I know quite a few electricians that use push on connectors. I don't Personaly like them because they can be hard to remove (pulling and twisting usually works) I have had two many back stabs on mostly outlets but some switches fail in the past and these were limited to 15 amp circuits #12 wire could be on a 20 amp circuit but I know they can be listed for use on a 20 amp circuit.


Push-in splices, like backstab connectors, are a major source of connection problems down the road, where the circuit just goes dead for no apparent reason.

They are also a major source of arc faults and the fires which follow from them. They the primary reason almost every circuit must now have a $40 Arc Fault breaker on it.

The point of any kind of jab-and-forget connector is speed. (It isn't surety, obviously). They cut the time of wiring a new-being-built home by like 20%. For repairs like yours, the time they save is like 1% of the overall job. Totally a false economy and not worth it.
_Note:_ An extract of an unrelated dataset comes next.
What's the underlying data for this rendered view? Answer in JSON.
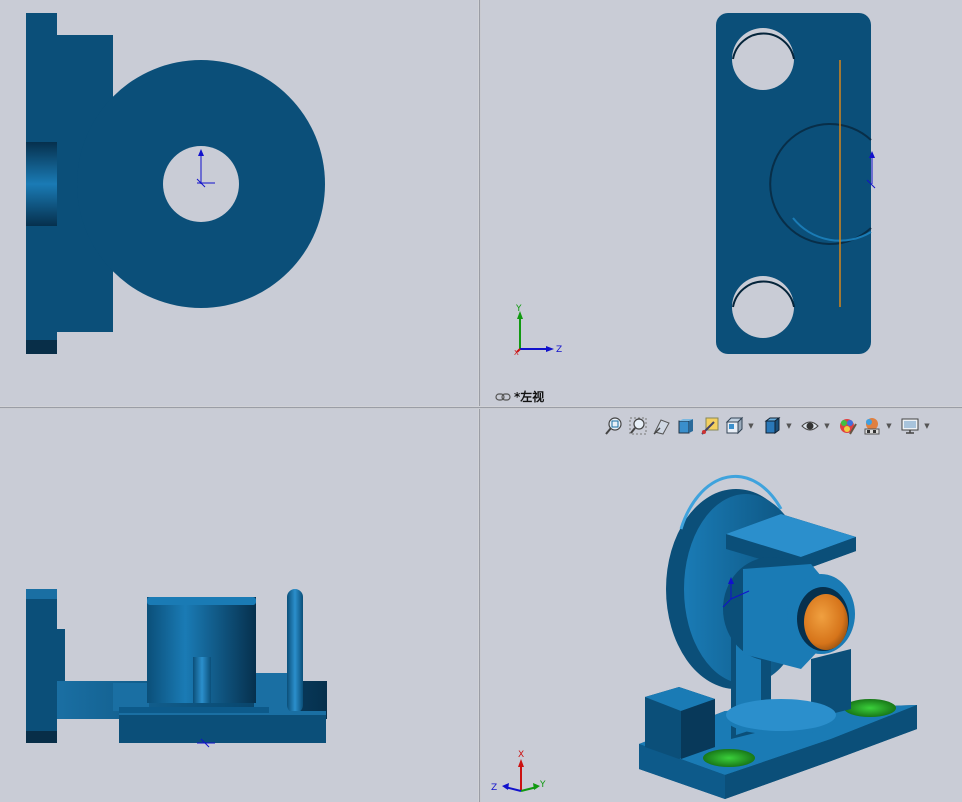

Also, backstabs are single-use, so once you jab, that hole is finished and must not be used again (or it will fail quickly). The receptacle types are only good for #14 wire.

Not to be confused with "screw-to-clamp" connections where the wire fits loosely in a hole directly behind the screw, and you tighten the screw to clamp the wire. Those are fine if you set torque to spec with a torque screwdriver, can fit any wire they're rated for (#22 should be ok for testing) and are reusable.

Or the splice block equivalent with levers.

Otherwise, use wire nuts properly, or the side screws with J-hooks like normal.